Ainsi, en mars 2020, un mois après le lancement de Génération Green, et en réponse à l’émergence de l’épidémie de Covid-19, le Maroc a fermé ses frontières terrestres, aériennes et maritimes. Cette pandémie, la plus meurtrière des temps modernes, a exposé la fragilité des chaînes de valeur et des circuits de distribution internationaux (un défi auquel l’agriculture n’a pas échappé) et a souligné l’importance du concept de souveraineté alimentaire.
Un exemple : plutôt que de produire tout le blé dont les Marocains ont besoin, on a privilégié des cultures plus rentables (surtout à l’export) comme les tomates et les agrumes, tout en important du blé. Mais que faire quand on ne peut ni exporter ce qu’on a ni importer ce dont on a besoin ?
En octobre 2021, Mohammed VI a souligné, lors du discours qu’il a adressé aux députés et conseillers lors de la session d’ouverture du parlement, l’importance de “préserver” la “souveraineté alimentaire” du royaume.
Quelques mois plus tard, la question de la sécurité alimentaire était de nouveau mise sur la table : l’invasion, en février 2022, de l’Ukraine, “grenier à blé de l’Europe”, par la Russie, menaçant l’approvisionnement en céréales de nombreux pays, et notamment le Maroc. Une nouvelle preuve, s’il en fallait une, qu’il faut revoir notre politique agricole, une révision qui doit également englober le plan Génération Green.
Une “nouvelle classe moyenne agricole” ?
Toutefois, cette stratégie ne comporte pas uniquement des aspects négatifs. Ambitionnant de créer une véritable classe moyenne rurale, Génération Green propose une voie d’intégration pour les régions parfois appelées “inutiles”, mais qui sont en réalité négligées, dépourvues de ressources significatives et de moyens de développement, surtout quand elles ne sont pas situées sur les axes majeurs du royaume.
Rappelons l’objectif affiché à l’époque par le ministère de l’Agriculture, alors dirigé par un certain Aziz Akhannouch, actuel Chef du gouvernement : “Contribuer à l’émergence d’une nouvelle génération de classe moyenne agricole, en permettant à 400.000 ménages d’y accéder et en y stabilisant 690.000 ménages, et en fournissant la protection sociale à plus de 3 millions d’agriculteurs”.

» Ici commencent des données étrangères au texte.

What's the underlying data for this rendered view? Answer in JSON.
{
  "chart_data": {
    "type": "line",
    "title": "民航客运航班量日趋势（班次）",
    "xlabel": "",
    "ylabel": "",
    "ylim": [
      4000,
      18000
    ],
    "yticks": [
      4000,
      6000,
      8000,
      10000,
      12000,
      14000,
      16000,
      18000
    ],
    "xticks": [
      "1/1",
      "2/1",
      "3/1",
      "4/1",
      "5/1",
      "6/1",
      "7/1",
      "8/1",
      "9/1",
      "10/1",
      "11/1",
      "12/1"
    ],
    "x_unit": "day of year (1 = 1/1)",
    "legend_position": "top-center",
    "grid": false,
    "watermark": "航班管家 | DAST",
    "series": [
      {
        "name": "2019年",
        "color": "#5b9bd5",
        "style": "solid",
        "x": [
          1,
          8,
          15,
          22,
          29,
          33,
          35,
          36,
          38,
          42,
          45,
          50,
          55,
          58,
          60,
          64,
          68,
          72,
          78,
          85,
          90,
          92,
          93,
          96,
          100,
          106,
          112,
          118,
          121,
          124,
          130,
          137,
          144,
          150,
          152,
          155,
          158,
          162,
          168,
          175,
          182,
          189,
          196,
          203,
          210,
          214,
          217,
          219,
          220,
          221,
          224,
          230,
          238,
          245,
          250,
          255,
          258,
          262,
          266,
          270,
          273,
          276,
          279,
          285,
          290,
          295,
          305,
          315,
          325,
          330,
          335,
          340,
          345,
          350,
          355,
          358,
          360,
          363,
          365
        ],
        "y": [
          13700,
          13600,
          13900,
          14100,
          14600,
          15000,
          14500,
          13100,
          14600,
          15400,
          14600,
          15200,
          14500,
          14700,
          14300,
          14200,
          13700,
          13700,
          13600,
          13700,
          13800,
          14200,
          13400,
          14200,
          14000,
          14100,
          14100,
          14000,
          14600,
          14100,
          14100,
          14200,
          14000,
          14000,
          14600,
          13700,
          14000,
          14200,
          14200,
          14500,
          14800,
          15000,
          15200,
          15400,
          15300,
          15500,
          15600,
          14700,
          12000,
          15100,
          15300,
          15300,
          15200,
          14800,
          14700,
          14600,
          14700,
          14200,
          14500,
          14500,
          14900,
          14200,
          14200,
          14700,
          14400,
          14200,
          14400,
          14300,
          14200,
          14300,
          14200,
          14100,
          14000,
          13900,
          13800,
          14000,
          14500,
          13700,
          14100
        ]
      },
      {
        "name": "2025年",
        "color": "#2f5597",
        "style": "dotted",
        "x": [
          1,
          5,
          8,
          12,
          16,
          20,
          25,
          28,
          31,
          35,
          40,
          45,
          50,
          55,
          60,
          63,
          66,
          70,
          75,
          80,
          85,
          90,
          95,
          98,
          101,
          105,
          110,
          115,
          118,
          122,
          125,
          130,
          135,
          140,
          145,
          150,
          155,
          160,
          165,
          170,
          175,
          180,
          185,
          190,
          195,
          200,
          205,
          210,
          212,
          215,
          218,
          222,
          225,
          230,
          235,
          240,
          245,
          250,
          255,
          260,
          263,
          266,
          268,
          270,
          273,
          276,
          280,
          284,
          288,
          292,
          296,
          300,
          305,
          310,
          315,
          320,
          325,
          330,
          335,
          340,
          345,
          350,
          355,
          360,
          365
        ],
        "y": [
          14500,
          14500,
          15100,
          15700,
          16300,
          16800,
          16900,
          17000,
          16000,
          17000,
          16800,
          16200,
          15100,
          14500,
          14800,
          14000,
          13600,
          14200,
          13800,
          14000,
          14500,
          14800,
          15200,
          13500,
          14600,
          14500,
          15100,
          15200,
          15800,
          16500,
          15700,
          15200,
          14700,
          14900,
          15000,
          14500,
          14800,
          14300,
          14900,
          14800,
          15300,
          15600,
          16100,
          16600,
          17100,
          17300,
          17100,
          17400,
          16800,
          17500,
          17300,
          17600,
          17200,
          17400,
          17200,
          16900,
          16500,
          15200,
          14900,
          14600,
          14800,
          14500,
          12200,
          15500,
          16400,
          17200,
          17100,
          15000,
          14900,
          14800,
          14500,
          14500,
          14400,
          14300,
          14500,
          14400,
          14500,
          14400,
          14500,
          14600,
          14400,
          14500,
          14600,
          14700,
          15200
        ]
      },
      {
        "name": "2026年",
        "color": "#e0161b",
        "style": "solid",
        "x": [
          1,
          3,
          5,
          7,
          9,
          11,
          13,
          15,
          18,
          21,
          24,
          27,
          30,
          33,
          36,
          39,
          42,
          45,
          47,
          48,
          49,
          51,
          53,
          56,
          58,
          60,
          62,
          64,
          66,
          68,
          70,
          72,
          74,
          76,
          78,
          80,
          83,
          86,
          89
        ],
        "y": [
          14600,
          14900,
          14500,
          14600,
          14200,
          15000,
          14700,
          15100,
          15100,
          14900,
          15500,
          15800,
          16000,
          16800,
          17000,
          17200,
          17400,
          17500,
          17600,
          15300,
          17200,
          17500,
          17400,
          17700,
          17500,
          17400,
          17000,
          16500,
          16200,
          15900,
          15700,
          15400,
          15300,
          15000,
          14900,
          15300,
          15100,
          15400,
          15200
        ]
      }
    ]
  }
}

L’irrigation devrait plutôt être envisagée comme un palliatif, à utiliser uniquement lorsque la sécheresse frappe une région avec une intensité exceptionnelle
Certes, l’actuelle crise économique, exacerbée par la sécheresse, représente un défi majeur pour le Maroc et entrave potentiellement la réalisation des objectifs stratégiques du plan Génération Green. Ce dernier constitue néanmoins une feuille de route, essentielle pour évaluer l’efficacité des politiques publiques en vigueur.

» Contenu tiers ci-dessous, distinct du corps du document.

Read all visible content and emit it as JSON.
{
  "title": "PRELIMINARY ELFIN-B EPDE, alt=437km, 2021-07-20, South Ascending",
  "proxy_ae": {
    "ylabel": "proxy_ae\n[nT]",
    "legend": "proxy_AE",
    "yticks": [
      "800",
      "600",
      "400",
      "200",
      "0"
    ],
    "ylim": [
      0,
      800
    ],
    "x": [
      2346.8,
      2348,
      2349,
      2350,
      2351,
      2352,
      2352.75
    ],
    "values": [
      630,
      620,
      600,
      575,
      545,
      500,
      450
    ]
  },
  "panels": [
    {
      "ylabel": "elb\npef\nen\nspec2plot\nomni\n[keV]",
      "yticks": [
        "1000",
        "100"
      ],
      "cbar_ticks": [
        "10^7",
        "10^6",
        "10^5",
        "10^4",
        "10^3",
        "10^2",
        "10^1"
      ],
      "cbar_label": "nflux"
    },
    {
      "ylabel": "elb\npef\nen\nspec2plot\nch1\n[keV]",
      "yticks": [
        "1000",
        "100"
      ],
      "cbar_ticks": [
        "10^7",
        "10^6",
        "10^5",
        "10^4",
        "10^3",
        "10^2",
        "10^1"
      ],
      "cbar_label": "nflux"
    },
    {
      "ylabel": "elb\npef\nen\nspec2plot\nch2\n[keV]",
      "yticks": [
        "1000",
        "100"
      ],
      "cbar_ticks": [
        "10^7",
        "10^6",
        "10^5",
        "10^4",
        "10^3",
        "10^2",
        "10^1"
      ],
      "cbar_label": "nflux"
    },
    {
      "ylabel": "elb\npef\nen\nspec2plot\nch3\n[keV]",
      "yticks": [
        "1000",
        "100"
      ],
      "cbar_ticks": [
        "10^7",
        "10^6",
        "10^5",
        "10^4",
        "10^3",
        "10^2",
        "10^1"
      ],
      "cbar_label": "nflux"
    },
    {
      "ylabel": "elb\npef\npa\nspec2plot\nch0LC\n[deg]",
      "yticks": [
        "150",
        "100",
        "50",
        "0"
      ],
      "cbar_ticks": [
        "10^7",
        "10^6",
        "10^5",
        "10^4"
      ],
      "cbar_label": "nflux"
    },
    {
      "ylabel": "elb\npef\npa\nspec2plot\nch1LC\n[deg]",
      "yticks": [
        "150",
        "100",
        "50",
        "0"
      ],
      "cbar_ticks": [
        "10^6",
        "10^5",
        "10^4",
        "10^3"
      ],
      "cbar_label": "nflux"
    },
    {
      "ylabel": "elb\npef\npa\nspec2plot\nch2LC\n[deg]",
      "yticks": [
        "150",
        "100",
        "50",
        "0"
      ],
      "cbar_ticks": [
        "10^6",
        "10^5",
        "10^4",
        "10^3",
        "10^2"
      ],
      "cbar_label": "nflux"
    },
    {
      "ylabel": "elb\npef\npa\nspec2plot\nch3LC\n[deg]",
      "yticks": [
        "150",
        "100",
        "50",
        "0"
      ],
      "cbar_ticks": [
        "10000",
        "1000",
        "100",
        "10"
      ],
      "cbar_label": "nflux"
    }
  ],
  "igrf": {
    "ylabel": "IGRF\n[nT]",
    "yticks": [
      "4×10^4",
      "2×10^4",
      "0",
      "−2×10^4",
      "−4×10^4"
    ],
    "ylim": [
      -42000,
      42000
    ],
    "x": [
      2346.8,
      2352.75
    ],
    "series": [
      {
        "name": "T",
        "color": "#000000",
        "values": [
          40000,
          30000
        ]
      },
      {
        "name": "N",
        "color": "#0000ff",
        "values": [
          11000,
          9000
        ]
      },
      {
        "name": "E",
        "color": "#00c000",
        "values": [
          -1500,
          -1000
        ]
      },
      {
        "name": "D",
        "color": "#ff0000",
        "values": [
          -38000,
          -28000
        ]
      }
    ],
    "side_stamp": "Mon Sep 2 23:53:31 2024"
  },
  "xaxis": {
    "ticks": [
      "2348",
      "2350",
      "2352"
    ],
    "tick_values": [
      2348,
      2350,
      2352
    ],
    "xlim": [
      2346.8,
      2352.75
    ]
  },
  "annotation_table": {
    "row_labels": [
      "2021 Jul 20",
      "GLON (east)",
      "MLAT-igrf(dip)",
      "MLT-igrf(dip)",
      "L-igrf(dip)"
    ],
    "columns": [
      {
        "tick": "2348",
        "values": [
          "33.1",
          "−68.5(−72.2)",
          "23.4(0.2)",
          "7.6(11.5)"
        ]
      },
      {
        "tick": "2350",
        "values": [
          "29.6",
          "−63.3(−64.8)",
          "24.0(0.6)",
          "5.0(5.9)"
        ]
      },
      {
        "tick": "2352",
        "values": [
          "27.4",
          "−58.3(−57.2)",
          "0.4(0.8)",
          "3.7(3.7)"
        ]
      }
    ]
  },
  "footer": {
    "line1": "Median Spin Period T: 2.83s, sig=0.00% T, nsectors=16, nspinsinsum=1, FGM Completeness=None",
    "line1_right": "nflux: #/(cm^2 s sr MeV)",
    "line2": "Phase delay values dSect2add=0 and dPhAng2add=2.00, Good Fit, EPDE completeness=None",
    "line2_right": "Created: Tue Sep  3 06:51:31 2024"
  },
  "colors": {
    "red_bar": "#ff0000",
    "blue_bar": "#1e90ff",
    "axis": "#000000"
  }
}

Et parce que Génération Green est tributaire de paradigmes à la fois environnementaux et économiques, il semble naturel et évident de l’actualiser, afin de mieux aligner la stratégie nationale avec les impératifs urgents du moment. Ainsi, au vu du stress hydrique dont souffre le pays, prioriser l’agriculture d’irrigation est loin d’être l’approche la plus viable pour le développement rural. L’irrigation devrait plutôt être envisagée comme un palliatif, à utiliser uniquement lorsque la sécheresse frappe une région avec une intensité exceptionnelle.
De surcroît, les récents bouleversements mondiaux – la pandémie de Covid-19 et la crise en Ukraine – ont souligné la vulnérabilité des économies nationales aux crises internationales. Privilégier le développement des exportations agricoles au détriment de la souveraineté alimentaire s’avère aujourd’hui une stratégie pour le moins dangereuse, voire inconsciente. Près de cinq ans avant la fin du plan décennal, un Génération Green 2.0 s’impose. Et vite.